People may leave for understandable reasons. Even so, we can lose perspective. When good friends depart, our personal support network may be disrupted. The loss of a key leader, active worker, or generous giver may seem to threaten the viability of the church.
For these people, we must not confuse leaving our church with leaving the kingdom. Despite the turbulence in our feelings, we can take a kingdom perspective, praying as always: “Your kingdom come, your will be done, on earth as it is in heaven” (Matthew 6:10).
Some defections are messy. People can do great harm by unholy speech and behavior (2 Timothy 4:14). In these instances, the urge to accuse defectors (and defend ourselves) is powerful.

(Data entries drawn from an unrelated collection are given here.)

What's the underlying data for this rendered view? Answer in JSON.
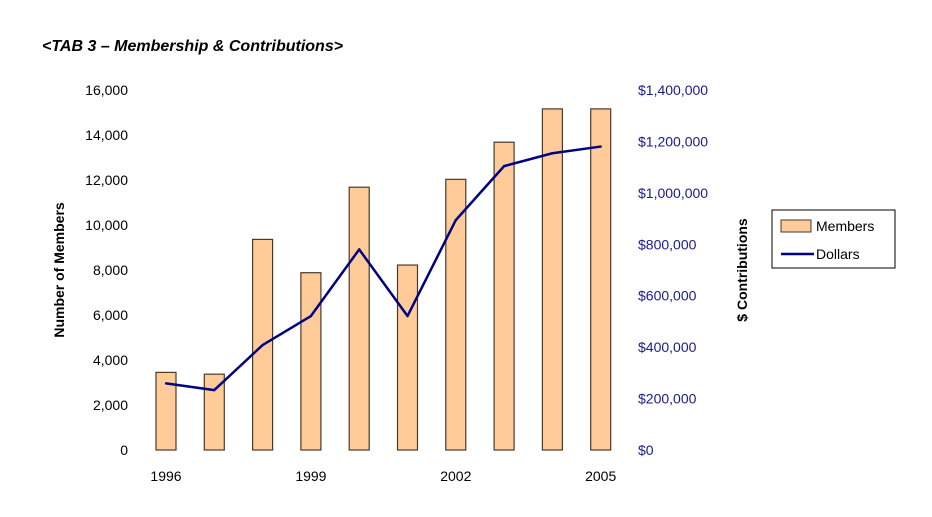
{
  "heading": "<TAB 3 – Membership & Contributions>",
  "chart_data": {
    "type": "bar+line",
    "categories": [
      "1996",
      "1997",
      "1998",
      "1999",
      "2000",
      "2001",
      "2002",
      "2003",
      "2004",
      "2005"
    ],
    "x_tick_labels": [
      "1996",
      "1999",
      "2002",
      "2005"
    ],
    "ylabel": "Number of Members",
    "y2label": "$ Contributions",
    "ylim": [
      0,
      16000
    ],
    "y2lim": [
      0,
      1400000
    ],
    "y_ticks": [
      "0",
      "2,000",
      "4,000",
      "6,000",
      "8,000",
      "10,000",
      "12,000",
      "14,000",
      "16,000"
    ],
    "y2_ticks": [
      "$0",
      "$200,000",
      "$400,000",
      "$600,000",
      "$800,000",
      "$1,000,000",
      "$1,200,000",
      "$1,400,000"
    ],
    "grid": false,
    "legend_position": "right",
    "series": [
      {
        "name": "Members",
        "type": "bar",
        "axis": "left",
        "color": "#FFCC99",
        "values": [
          3450,
          3370,
          9360,
          7880,
          11680,
          8220,
          12030,
          13680,
          15160,
          15160
        ]
      },
      {
        "name": "Dollars",
        "type": "line",
        "axis": "right",
        "color": "#000080",
        "values": [
          259000,
          233000,
          408000,
          521000,
          780000,
          521000,
          894000,
          1104000,
          1154000,
          1180000
        ]
      }
    ]
  }
}
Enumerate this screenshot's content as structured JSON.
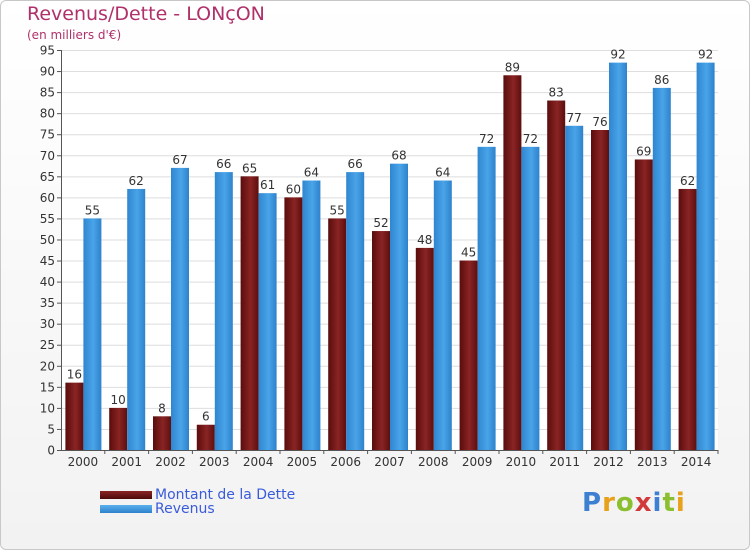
{
  "title": "Revenus/Dette - LONçON",
  "subtitle": "(en milliers d'€)",
  "legend": {
    "debt_label": "Montant de la Dette",
    "revenue_label": "Revenus"
  },
  "logo": {
    "text": "Proxiti"
  },
  "chart_data": {
    "type": "bar",
    "categories": [
      "2000",
      "2001",
      "2002",
      "2003",
      "2004",
      "2005",
      "2006",
      "2007",
      "2008",
      "2009",
      "2010",
      "2011",
      "2012",
      "2013",
      "2014"
    ],
    "series": [
      {
        "name": "Montant de la Dette",
        "color": "#7a1616",
        "values": [
          16,
          10,
          8,
          6,
          65,
          60,
          55,
          52,
          48,
          45,
          89,
          83,
          76,
          69,
          62
        ]
      },
      {
        "name": "Revenus",
        "color": "#3d95dc",
        "values": [
          55,
          62,
          67,
          66,
          61,
          64,
          66,
          68,
          64,
          72,
          72,
          77,
          92,
          86,
          92
        ]
      }
    ],
    "ylim": [
      0,
      95
    ],
    "ytick_step": 5,
    "grid": true,
    "legend_position": "bottom-left"
  }
}
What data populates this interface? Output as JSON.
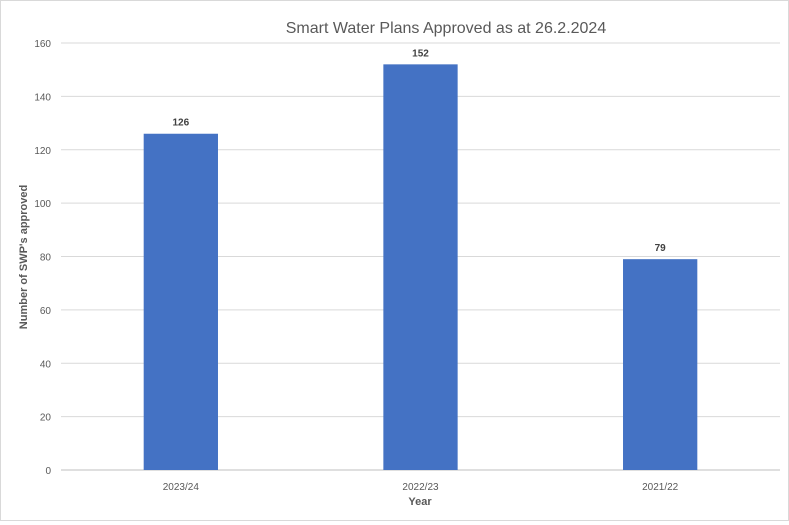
{
  "chart_data": {
    "type": "bar",
    "title": "Smart Water Plans Approved  as at 26.2.2024",
    "xlabel": "Year",
    "ylabel": "Number of SWP's approved",
    "categories": [
      "2023/24",
      "2022/23",
      "2021/22"
    ],
    "values": [
      126,
      152,
      79
    ],
    "ylim": [
      0,
      160
    ],
    "yticks": [
      0,
      20,
      40,
      60,
      80,
      100,
      120,
      140,
      160
    ],
    "grid": true,
    "legend": "none",
    "bar_color": "#4472C4",
    "data_labels": true
  }
}
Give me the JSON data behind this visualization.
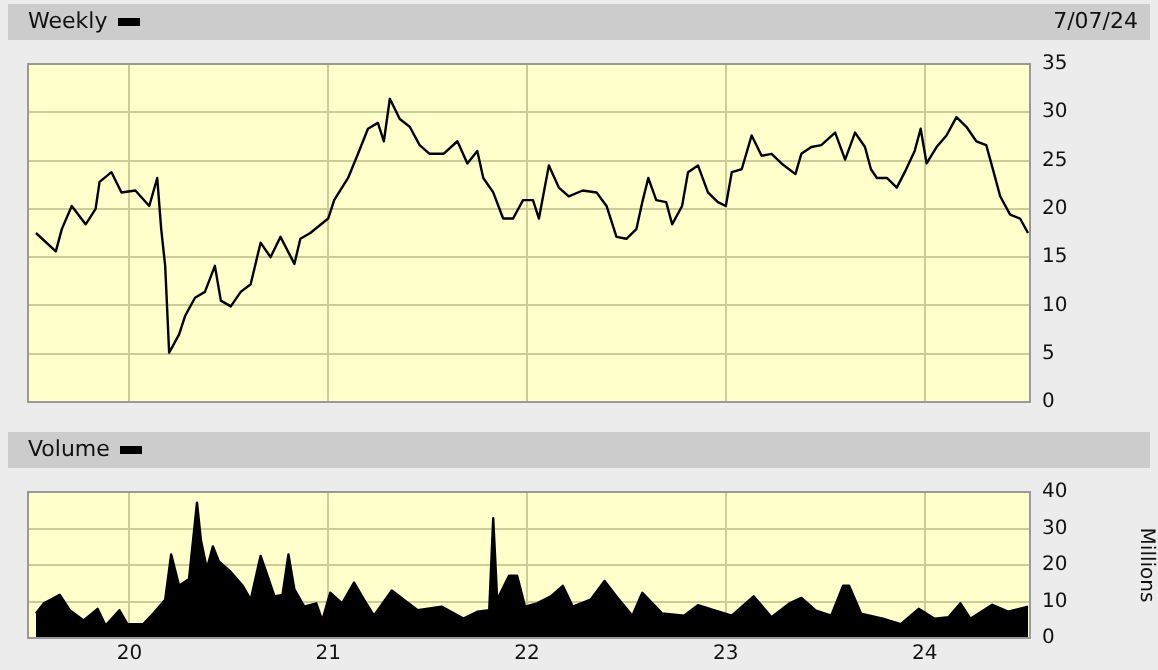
{
  "chart_data": [
    {
      "type": "line",
      "title": "Weekly",
      "annotations": [
        "7/07/24"
      ],
      "color": "#000000",
      "grid": true,
      "tick_labels": "y",
      "x": [
        2019.53,
        2019.63,
        2019.66,
        2019.71,
        2019.78,
        2019.83,
        2019.85,
        2019.91,
        2019.96,
        2020.03,
        2020.1,
        2020.14,
        2020.16,
        2020.18,
        2020.2,
        2020.25,
        2020.28,
        2020.33,
        2020.38,
        2020.43,
        2020.46,
        2020.51,
        2020.56,
        2020.61,
        2020.66,
        2020.71,
        2020.76,
        2020.83,
        2020.86,
        2020.91,
        2021.0,
        2021.03,
        2021.1,
        2021.15,
        2021.2,
        2021.25,
        2021.28,
        2021.31,
        2021.36,
        2021.41,
        2021.46,
        2021.51,
        2021.58,
        2021.65,
        2021.7,
        2021.75,
        2021.78,
        2021.83,
        2021.88,
        2021.93,
        2021.98,
        2022.03,
        2022.06,
        2022.11,
        2022.16,
        2022.21,
        2022.28,
        2022.35,
        2022.4,
        2022.45,
        2022.5,
        2022.55,
        2022.58,
        2022.61,
        2022.65,
        2022.7,
        2022.73,
        2022.78,
        2022.81,
        2022.86,
        2022.91,
        2022.96,
        2023.0,
        2023.03,
        2023.08,
        2023.13,
        2023.18,
        2023.23,
        2023.28,
        2023.35,
        2023.38,
        2023.43,
        2023.48,
        2023.55,
        2023.6,
        2023.65,
        2023.7,
        2023.73,
        2023.76,
        2023.81,
        2023.86,
        2023.9,
        2023.95,
        2023.98,
        2024.01,
        2024.06,
        2024.11,
        2024.16,
        2024.21,
        2024.26,
        2024.31,
        2024.35,
        2024.38,
        2024.43,
        2024.48,
        2024.52
      ],
      "values": [
        17.5,
        15.6,
        17.9,
        20.3,
        18.4,
        20.0,
        22.8,
        23.8,
        21.7,
        21.9,
        20.3,
        23.2,
        17.9,
        14.1,
        5.1,
        7.0,
        8.9,
        10.8,
        11.4,
        14.1,
        10.5,
        9.9,
        11.4,
        12.2,
        16.5,
        15.0,
        17.1,
        14.3,
        16.9,
        17.5,
        19.0,
        20.9,
        23.2,
        25.7,
        28.3,
        28.9,
        27.0,
        31.4,
        29.3,
        28.5,
        26.6,
        25.7,
        25.7,
        27.0,
        24.7,
        26.0,
        23.2,
        21.7,
        19.0,
        19.0,
        20.9,
        20.9,
        19.0,
        24.5,
        22.2,
        21.3,
        21.9,
        21.7,
        20.3,
        17.1,
        16.9,
        17.9,
        20.7,
        23.2,
        20.9,
        20.7,
        18.4,
        20.3,
        23.8,
        24.5,
        21.7,
        20.7,
        20.3,
        23.8,
        24.1,
        27.6,
        25.5,
        25.7,
        24.7,
        23.6,
        25.7,
        26.4,
        26.6,
        27.9,
        25.1,
        27.9,
        26.4,
        24.1,
        23.2,
        23.2,
        22.2,
        23.8,
        26.0,
        28.3,
        24.7,
        26.4,
        27.6,
        29.5,
        28.5,
        27.0,
        26.6,
        23.6,
        21.3,
        19.4,
        19.0,
        17.5
      ],
      "xlim": [
        2019.49,
        2024.53
      ],
      "xticks": [
        {
          "value": 2020,
          "label": null
        },
        {
          "value": 2021,
          "label": null
        },
        {
          "value": 2022,
          "label": null
        },
        {
          "value": 2023,
          "label": null
        },
        {
          "value": 2024,
          "label": null
        }
      ],
      "ylim": [
        0,
        35
      ],
      "yticks": [
        0,
        5,
        10,
        15,
        20,
        25,
        30,
        35
      ]
    },
    {
      "type": "area",
      "title": "Volume",
      "ylabel": "Millions",
      "color": "#000000",
      "grid": true,
      "x": [
        2019.53,
        2019.57,
        2019.65,
        2019.7,
        2019.77,
        2019.84,
        2019.88,
        2019.95,
        2019.99,
        2020.07,
        2020.12,
        2020.18,
        2020.21,
        2020.25,
        2020.3,
        2020.34,
        2020.36,
        2020.39,
        2020.42,
        2020.45,
        2020.51,
        2020.57,
        2020.61,
        2020.66,
        2020.7,
        2020.73,
        2020.77,
        2020.8,
        2020.83,
        2020.88,
        2020.94,
        2020.97,
        2021.01,
        2021.07,
        2021.13,
        2021.18,
        2021.23,
        2021.32,
        2021.38,
        2021.45,
        2021.57,
        2021.68,
        2021.75,
        2021.81,
        2021.83,
        2021.85,
        2021.91,
        2021.95,
        2021.99,
        2022.05,
        2022.12,
        2022.18,
        2022.23,
        2022.32,
        2022.39,
        2022.45,
        2022.53,
        2022.58,
        2022.68,
        2022.79,
        2022.86,
        2022.94,
        2023.03,
        2023.14,
        2023.23,
        2023.32,
        2023.38,
        2023.45,
        2023.53,
        2023.59,
        2023.62,
        2023.68,
        2023.79,
        2023.88,
        2023.97,
        2024.05,
        2024.12,
        2024.18,
        2024.23,
        2024.34,
        2024.42,
        2024.52
      ],
      "values": [
        6.7,
        9.5,
        11.8,
        7.6,
        4.8,
        8.0,
        3.4,
        7.6,
        3.8,
        3.8,
        6.7,
        10.5,
        22.9,
        14.3,
        16.2,
        37.1,
        26.7,
        19.0,
        25.1,
        21.0,
        18.1,
        14.3,
        10.5,
        22.5,
        16.2,
        11.4,
        11.8,
        22.9,
        13.3,
        8.6,
        9.5,
        4.8,
        12.4,
        9.5,
        15.2,
        10.5,
        6.1,
        13.0,
        10.5,
        7.6,
        8.6,
        5.3,
        7.2,
        7.6,
        32.8,
        10.5,
        17.1,
        17.1,
        8.6,
        9.5,
        11.4,
        14.3,
        8.6,
        10.5,
        15.6,
        11.4,
        6.1,
        12.4,
        6.7,
        6.1,
        9.0,
        7.6,
        6.1,
        11.4,
        5.7,
        9.5,
        11.0,
        7.6,
        6.1,
        14.3,
        14.3,
        6.7,
        5.3,
        3.8,
        8.0,
        5.3,
        5.7,
        9.5,
        5.3,
        9.1,
        7.2,
        8.6
      ],
      "xlim": [
        2019.49,
        2024.53
      ],
      "xticks": [
        {
          "value": 2020,
          "label": "20"
        },
        {
          "value": 2021,
          "label": "21"
        },
        {
          "value": 2022,
          "label": "22"
        },
        {
          "value": 2023,
          "label": "23"
        },
        {
          "value": 2024,
          "label": "24"
        }
      ],
      "ylim": [
        0,
        40
      ],
      "yticks": [
        0,
        10,
        20,
        30,
        40
      ]
    }
  ]
}
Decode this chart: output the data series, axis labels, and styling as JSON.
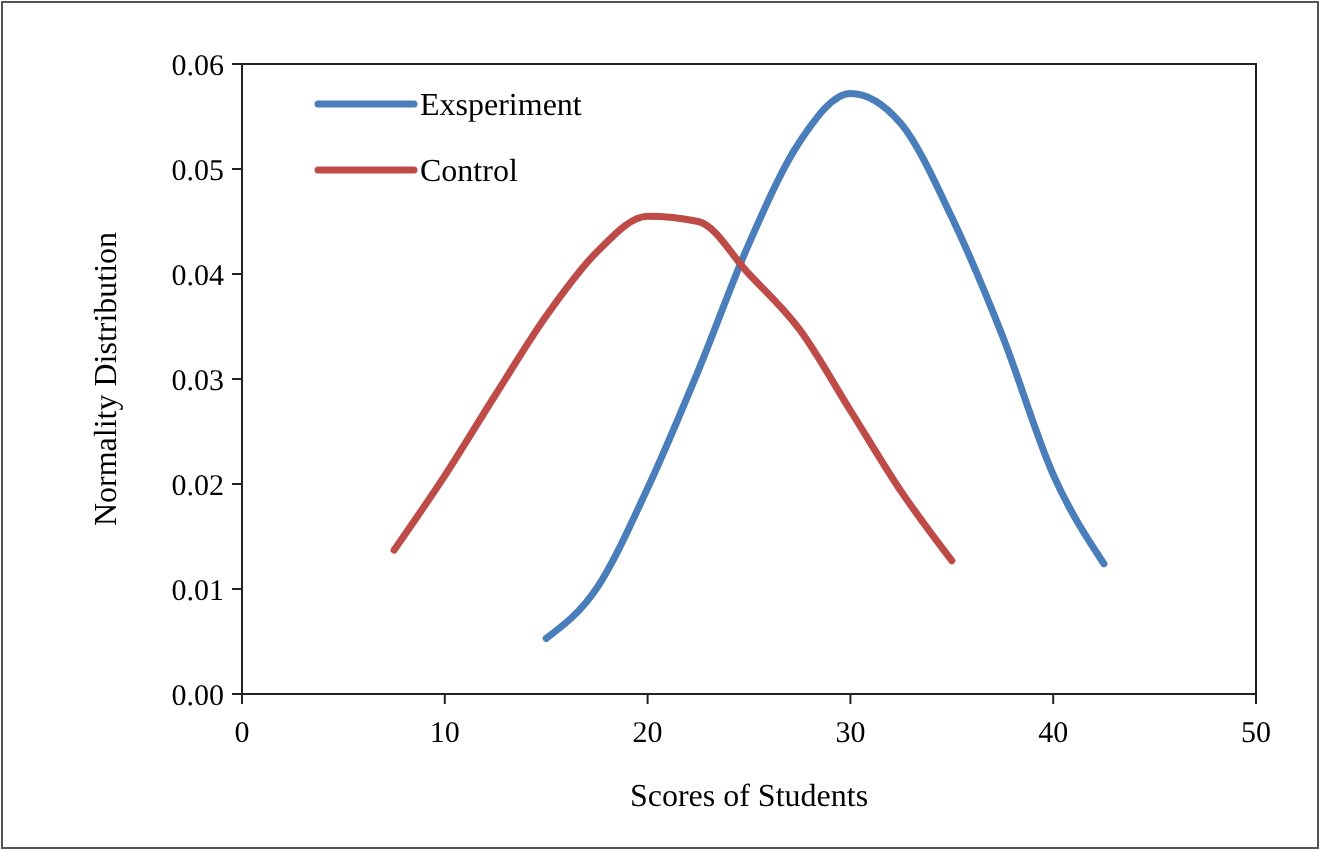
{
  "chart_data": {
    "type": "line",
    "xlabel": "Scores of  Students",
    "ylabel": "Normality Distribution",
    "xlim": [
      0,
      50
    ],
    "xticks": [
      0,
      10,
      20,
      30,
      40,
      50
    ],
    "ylim": [
      0,
      0.06
    ],
    "yticks": [
      {
        "value": 0,
        "label": "0.00"
      },
      0.01,
      0.02,
      0.03,
      0.04,
      0.05,
      0.06
    ],
    "grid": false,
    "legend": "top left",
    "marker": "none",
    "line_style": "solid",
    "series": [
      {
        "name": "Exsperiment",
        "color": "#4a7ebb",
        "x": [
          15,
          17.5,
          20,
          22.5,
          25,
          27.5,
          30,
          32.5,
          35,
          37.5,
          40,
          42.5
        ],
        "values": [
          0.0053,
          0.0101,
          0.0196,
          0.0308,
          0.0429,
          0.0526,
          0.0572,
          0.0543,
          0.0454,
          0.0341,
          0.0209,
          0.0124
        ]
      },
      {
        "name": "Control",
        "color": "#be4b48",
        "x": [
          7.5,
          10,
          12.5,
          15,
          17.5,
          20,
          22.5,
          25,
          27.5,
          30,
          32.5,
          35
        ],
        "values": [
          0.0137,
          0.0208,
          0.0285,
          0.036,
          0.0421,
          0.0455,
          0.045,
          0.04,
          0.0347,
          0.027,
          0.0193,
          0.0127
        ]
      }
    ]
  }
}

We have been forewarned: to follow Jesus is to suffer (Matthew 16:24; 2 Timothy 3:12-13). When we are slandered, we have a prescribed response: “Love your enemies, do good to those who hate you, bless those who curse you, pray for those who abuse you” (Luke 6:27-28; also see 1 Peter 2:23).
At times love must be tough. When the bad behavior of defectors endangers the church, a clear and simple explanation may be needed to draw out the infection (2 Timothy 4:15).
When peace eludes us amid departures, we stand on the promises of God: by his suffering, death, and resurrection, Jesus forgives our sin; by his presence within, the Holy Spirit counsels and transforms us; by his servants, God grows the church, whether by many or by few (Romans 5:1; John 14:16; 1 Samual 14:6).